In that time, the Inner North’s population, especially along the Northbourne corridor, has boomed, as has the ACT’s town centres – particularly Belconnen and Woden, whose evolving skylines show that many of us, including families, have adopted high-density living.
But there has been barely a word of how the government will meet the educational needs of these new communities.
Last year, the Molonglo Valley Community Forum, worried about how much community land the proposed school and college in the planned group centre would gobble up, called on the government – in vain – to consider building up rather than out.
Now housing advocacy group Greater Canberra has put the issue firmly on the agenda with its submission to an Assembly committee’s schools infrastructure inquiry.
It says a combination of government policy, convenience and, importantly, affordability, is driving families or couples planning to have children into town centres or along transport corridors. This will only gather pace.
The logical solution is to go up, something that has already been done in other jurisdictions and around the world.
Government cannot support this residential intensification and not expect to provide schooling for the inhabitants’ children, or expect parents, those who have cars, to drive them out of their communities, or young students to negotiate the busy main roads that usually surround them.
As P&C Council spokesperson Janelle Keenan says, schools can anchor communities and parents like them nearby.
It is understandable why the traditional layout of schools in a suburban setting has such a hold on many people’s psyches. For most of us, our schools were lucky to reach three storeys, let alone 10, and were connected to playing fields of some sort.
The notion of children learning and playing in a high-rise environment could be tough sell.

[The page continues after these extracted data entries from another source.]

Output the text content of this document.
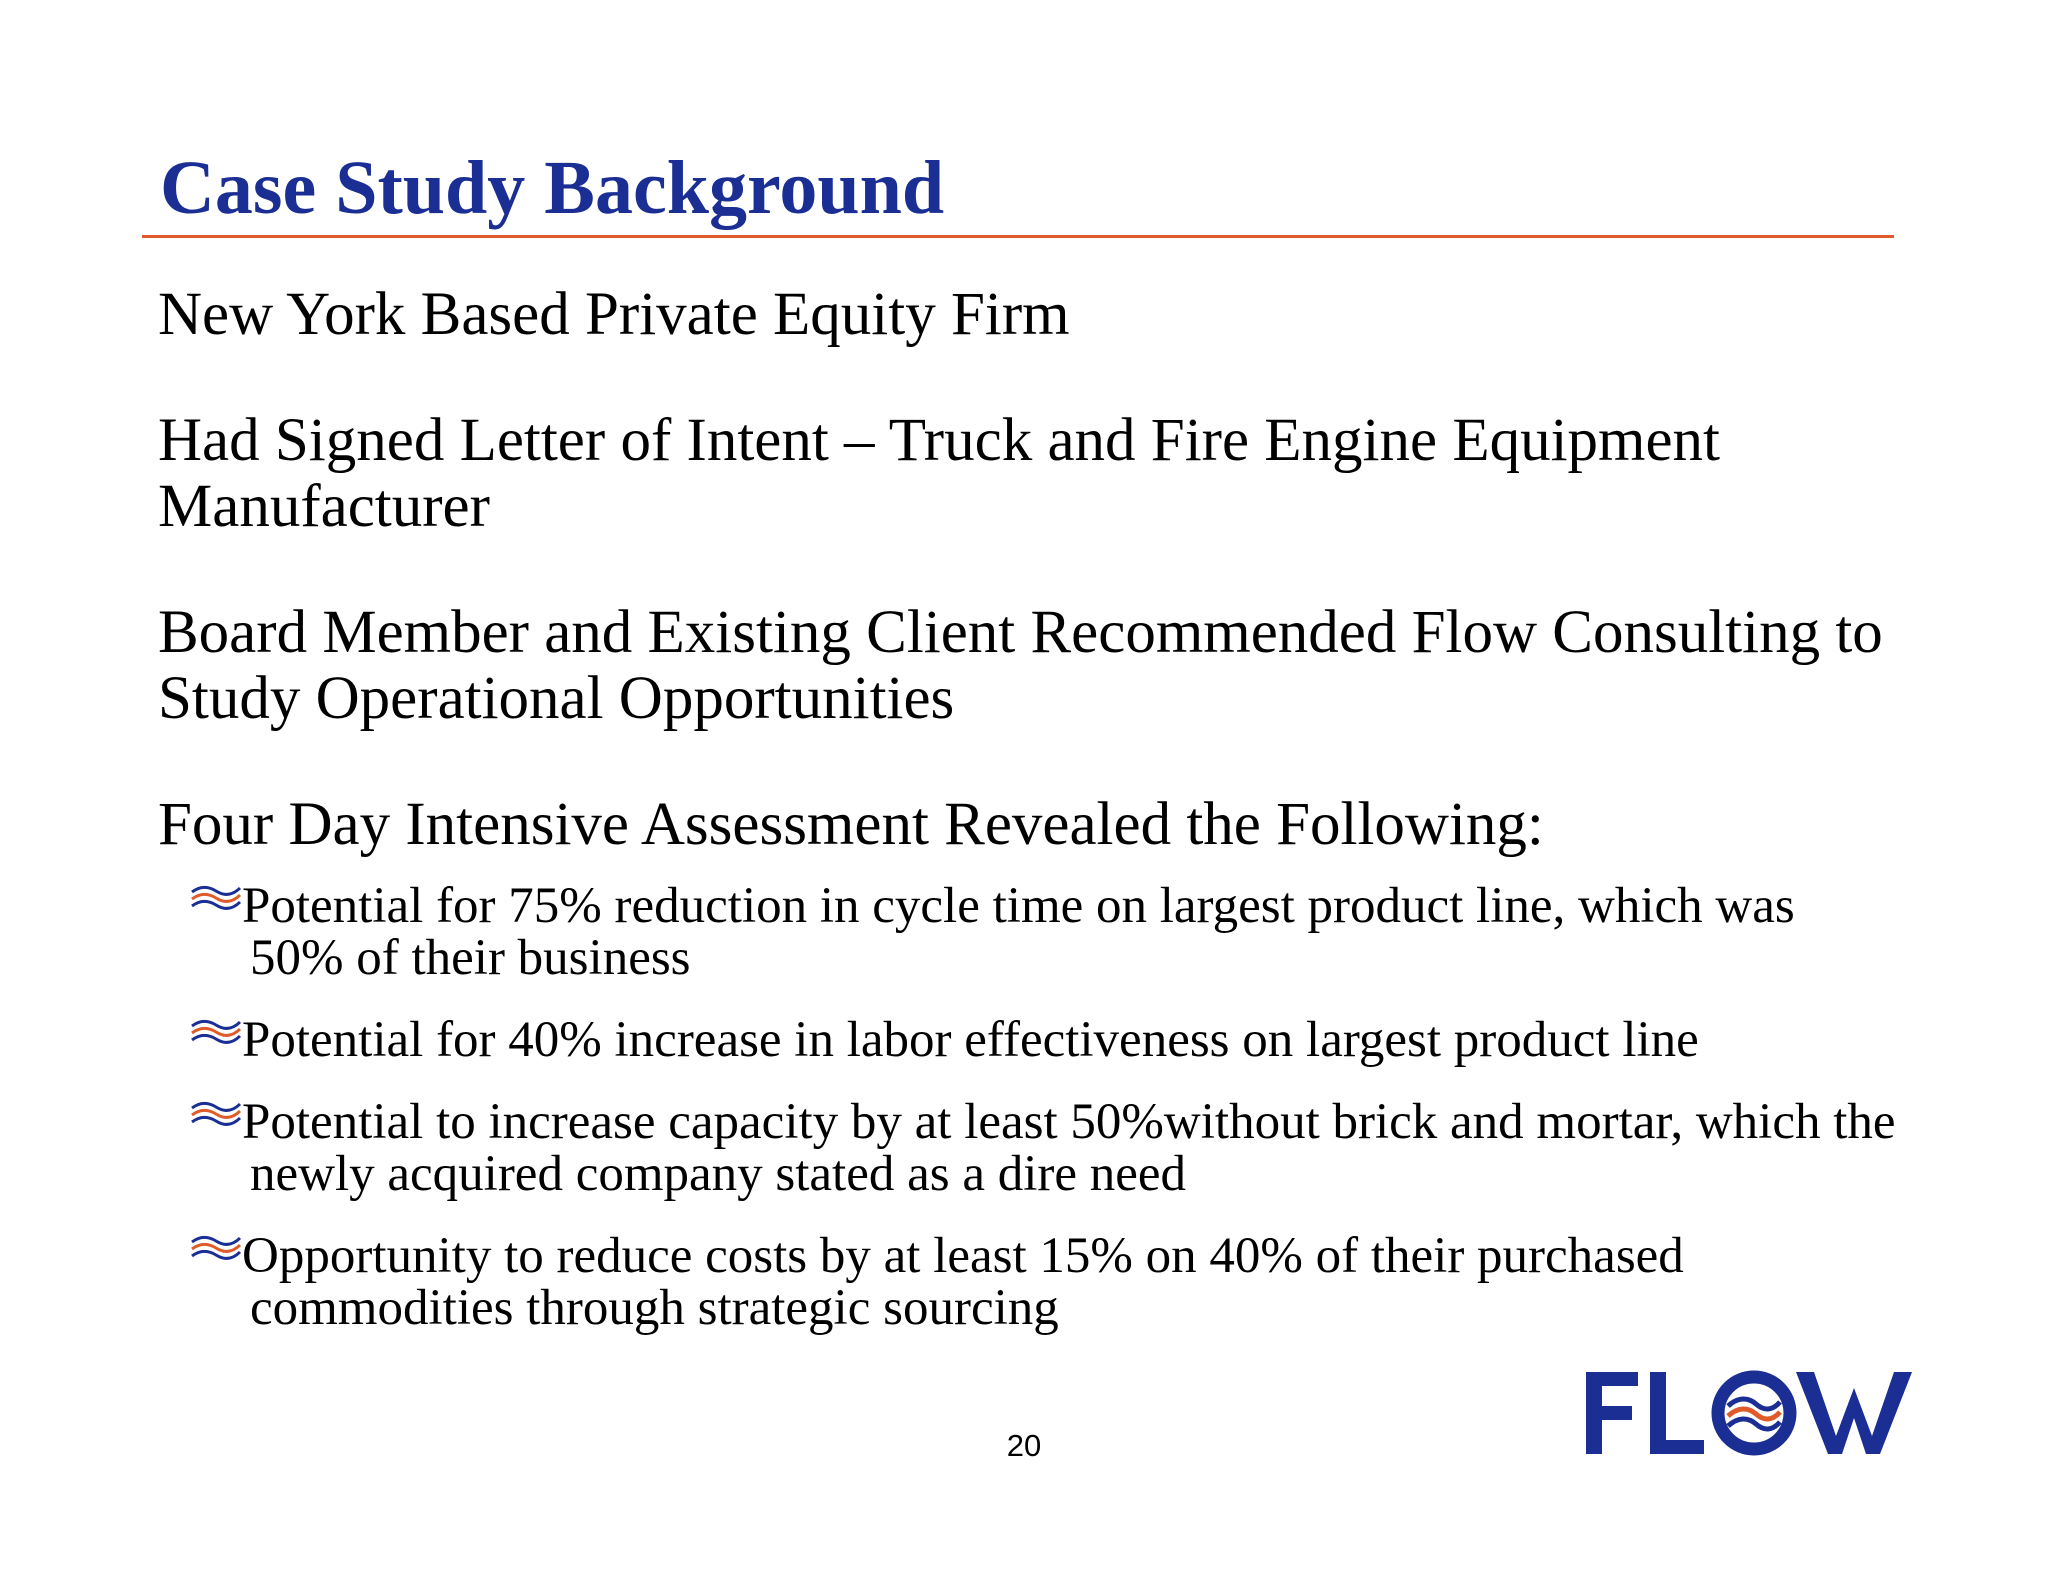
Case Study Background

New York Based Private Equity Firm

Had Signed Letter of Intent – Truck and Fire Engine Equipment Manufacturer

Board Member and Existing Client Recommended Flow Consulting to Study Operational Opportunities

Four Day Intensive Assessment Revealed the Following:

Potential for 75% reduction in cycle time on largest product line, which was 50% of their business
Potential for 40% increase in labor effectiveness on largest product line
Potential to increase capacity by at least 50%without brick and mortar, which the newly acquired company stated as a dire need
Opportunity to reduce costs by at least 15% on 40% of their purchased commodities through strategic sourcing
20
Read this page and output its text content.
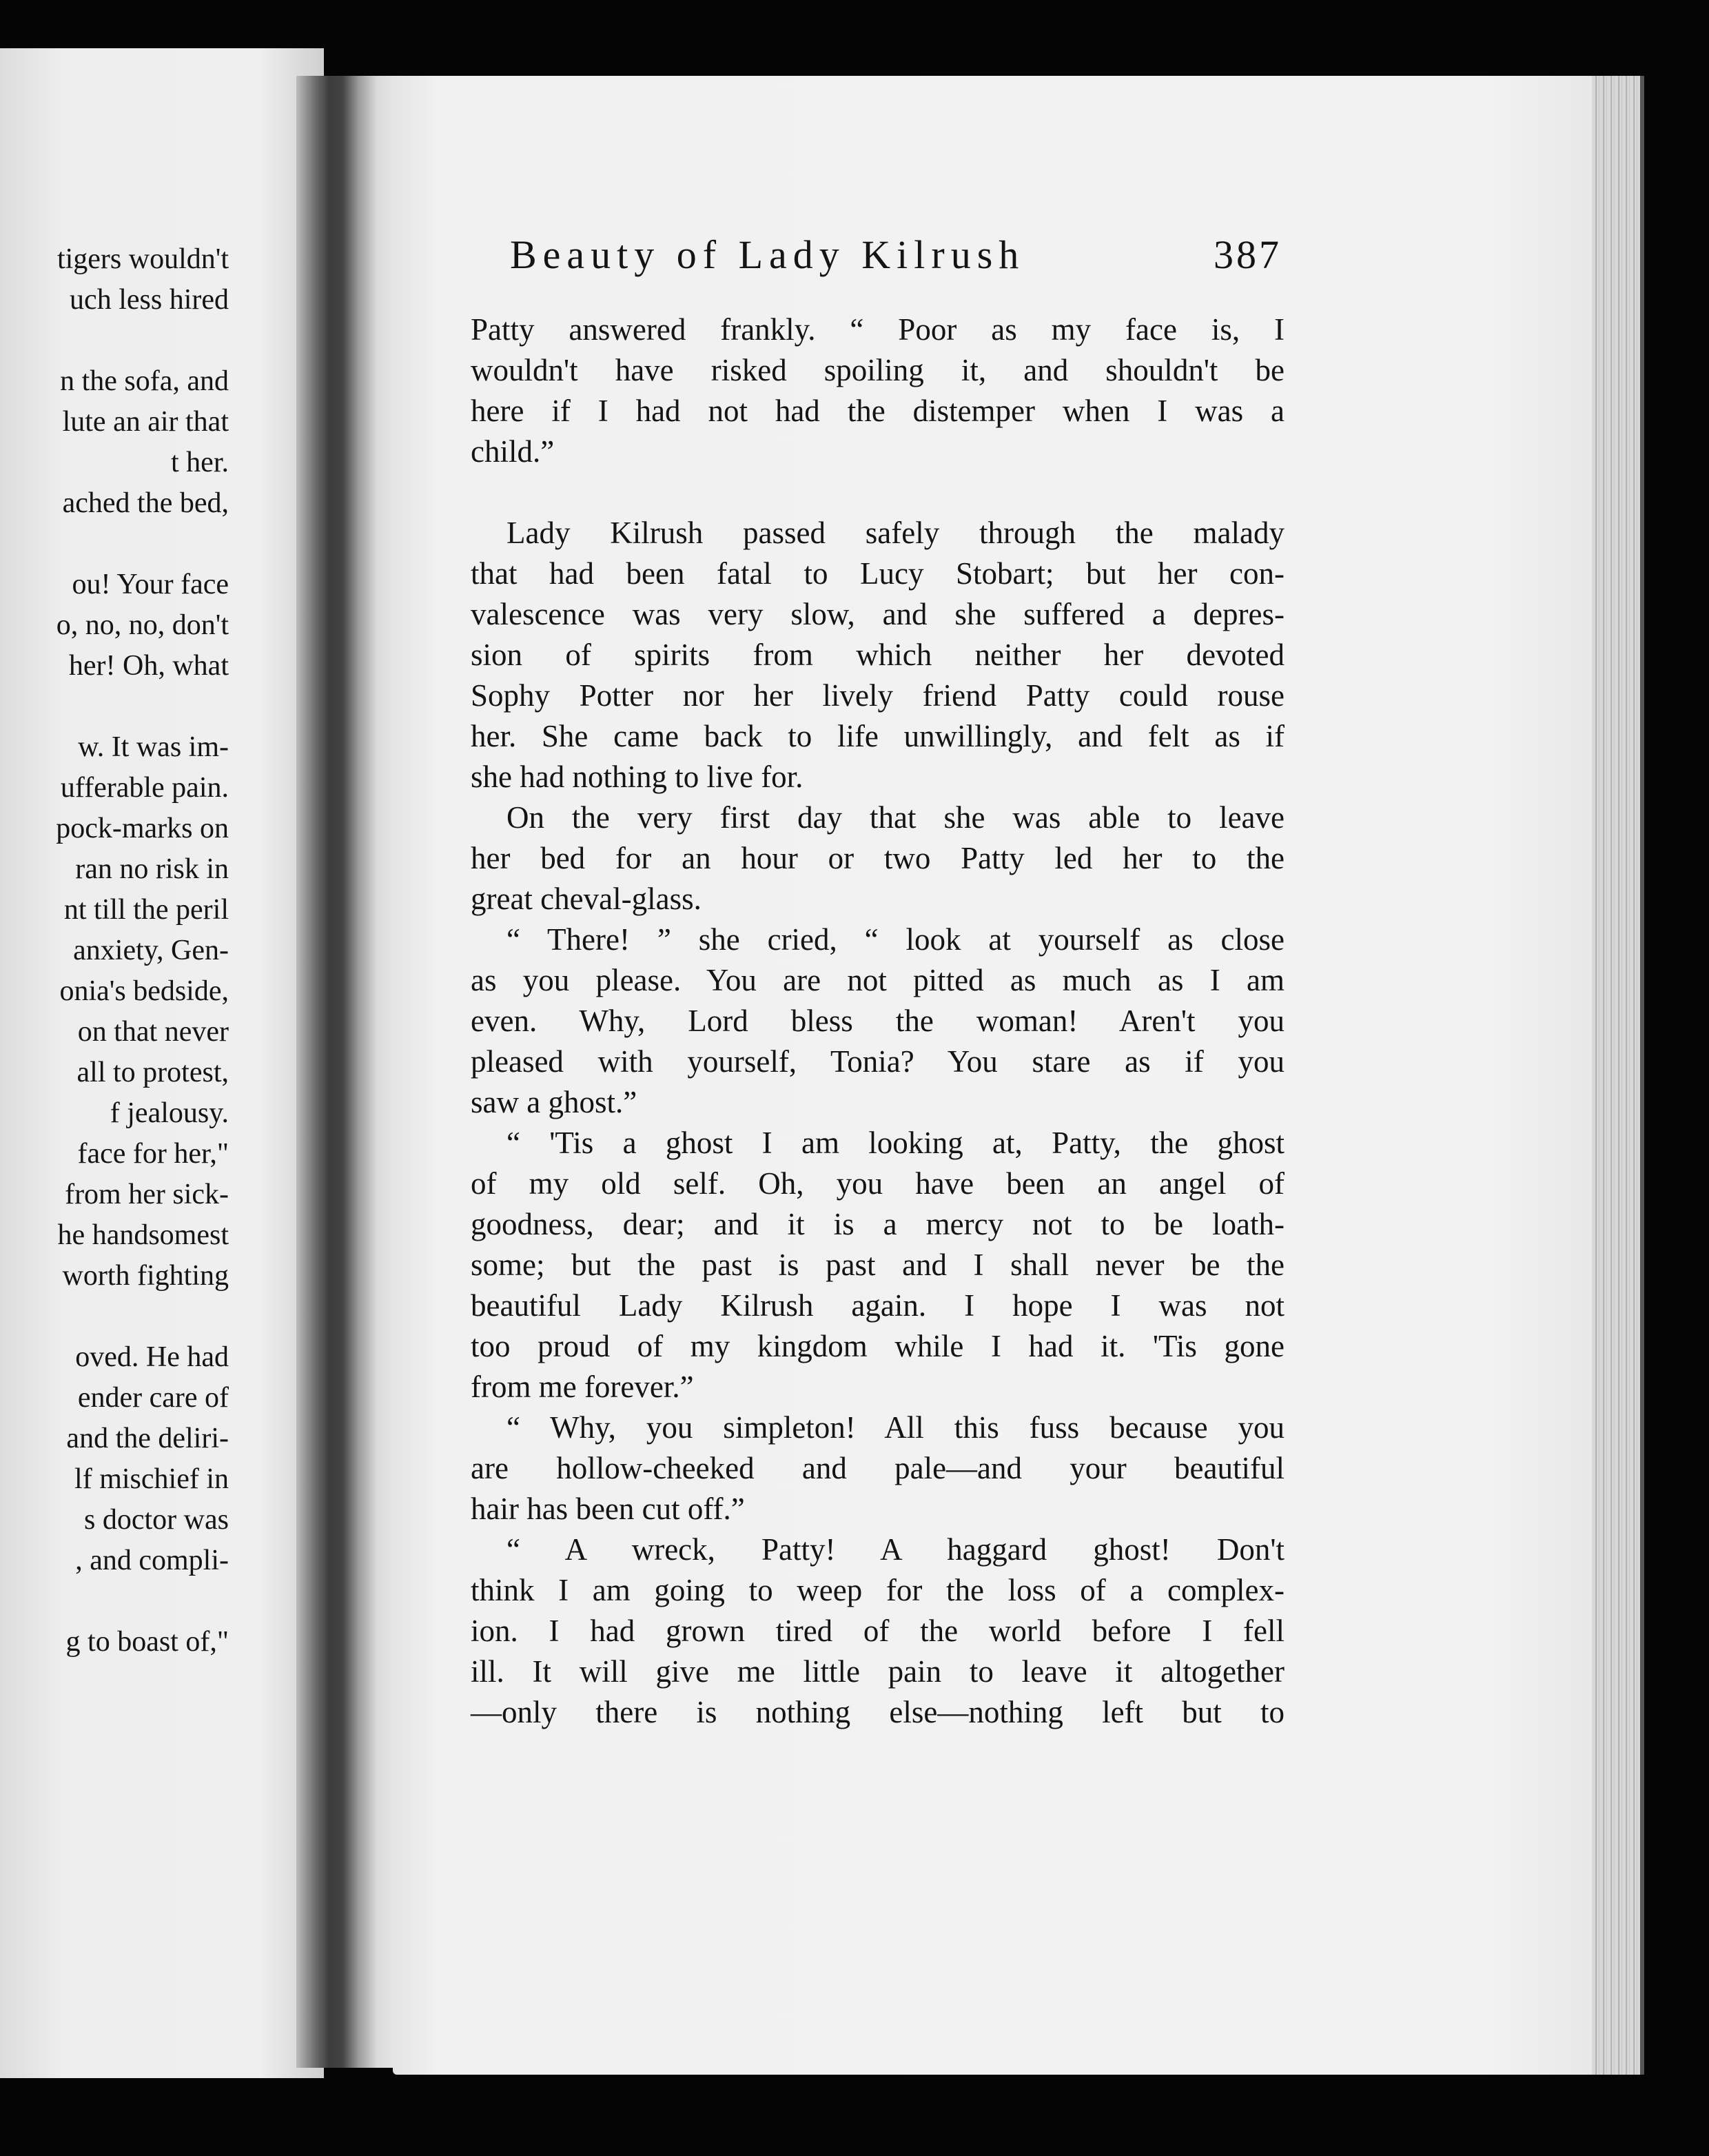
tigers wouldn't
uch less hired
n the sofa, and
lute an air that
t her.
ached the bed,
ou! Your face
o, no, no, don't
her! Oh, what
w. It was im-
ufferable pain.
pock-marks on
ran no risk in
nt till the peril
anxiety, Gen-
onia's bedside,
on that never
all to protest,
f jealousy.
face for her,"
from her sick-
he handsomest
worth fighting
oved. He had
ender care of
and the deliri-
lf mischief in
s doctor was
, and compli-
g to boast of,"
Beauty of Lady Kilrush	387
Patty answered frankly. “ Poor as my face is, I
wouldn't have risked spoiling it, and shouldn't be
here if I had not had the distemper when I was a
child.”
Lady Kilrush passed safely through the malady
that had been fatal to Lucy Stobart; but her con-
valescence was very slow, and she suffered a depres-
sion of spirits from which neither her devoted
Sophy Potter nor her lively friend Patty could rouse
her. She came back to life unwillingly, and felt as if
she had nothing to live for.
On the very first day that she was able to leave
her bed for an hour or two Patty led her to the
great cheval-glass.
“ There! ” she cried, “ look at yourself as close
as you please. You are not pitted as much as I am
even. Why, Lord bless the woman! Aren't you
pleased with yourself, Tonia? You stare as if you
saw a ghost.”
“ 'Tis a ghost I am looking at, Patty, the ghost
of my old self. Oh, you have been an angel of
goodness, dear; and it is a mercy not to be loath-
some; but the past is past and I shall never be the
beautiful Lady Kilrush again. I hope I was not
too proud of my kingdom while I had it. 'Tis gone
from me forever.”
“ Why, you simpleton! All this fuss because you
are hollow-cheeked and pale—and your beautiful
hair has been cut off.”
“ A wreck, Patty! A haggard ghost! Don't
think I am going to weep for the loss of a complex-
ion. I had grown tired of the world before I fell
ill. It will give me little pain to leave it altogether
—only there is nothing else—nothing left but to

But while most of our schools will still be of low-rise, flat design, the vertical schools in other capitals such as Melbourne, where there are already seven operating and an eighth soon to open, offer models for Canberra’s high-density areas and should allay parents’ fears of a lifeless environment.
For example, the new five-level North Melbourne school campus for prep to Year 2 has an extensive landscaped outdoor play and learning area including a kitchen garden, as well as a basketball court and gymnasium.
It will offer multiple learning spaces, breakout areas, staff and meeting spaces across four levels, including the kindergarten with outdoor play areas on level 5.
Victoria’s first vertical campus is the six-storey South Melbourne Primary School, which opened in 2018 and was designed to be embedded in its neighbourhood.
Key features include indoor and outdoor learning spaces; a vertical piazza; ‘learning neighbourhood areas’, such as shared kitchens, studios and reading lounges; an external play area on level 5; video and conference rooms; a food hub; indoor and outdoor sports courts; a library/interactive learning centre and gym.
Many facilities are also shared by the community.
The point is that with clever design, the vertical campus should be able to provide positive learning experiences for children close to where they live.
But Education Minister Yvette Berry remains cautious about the idea.
Asked if the Education Directorate was forecasting for a future when land supply was much tighter, she said it wasn’t yet on the radar.
Vertical schools were something the government would have to consider in the future, but the idea would likely be more suitable for high schools or colleges.
She told Budget estimates in September that vertical schools would be considered in areas like the city where there were land supply constraints, “but we also want to ensure our new schools have what they need to have a great learning experience”.
That reveals a certain bias and, if you think about the pace of high-density growth driven by the government’s own policies, short-sightedness.
The government should plan for this, identify and secure land and investigate designs well before the need becomes pressing.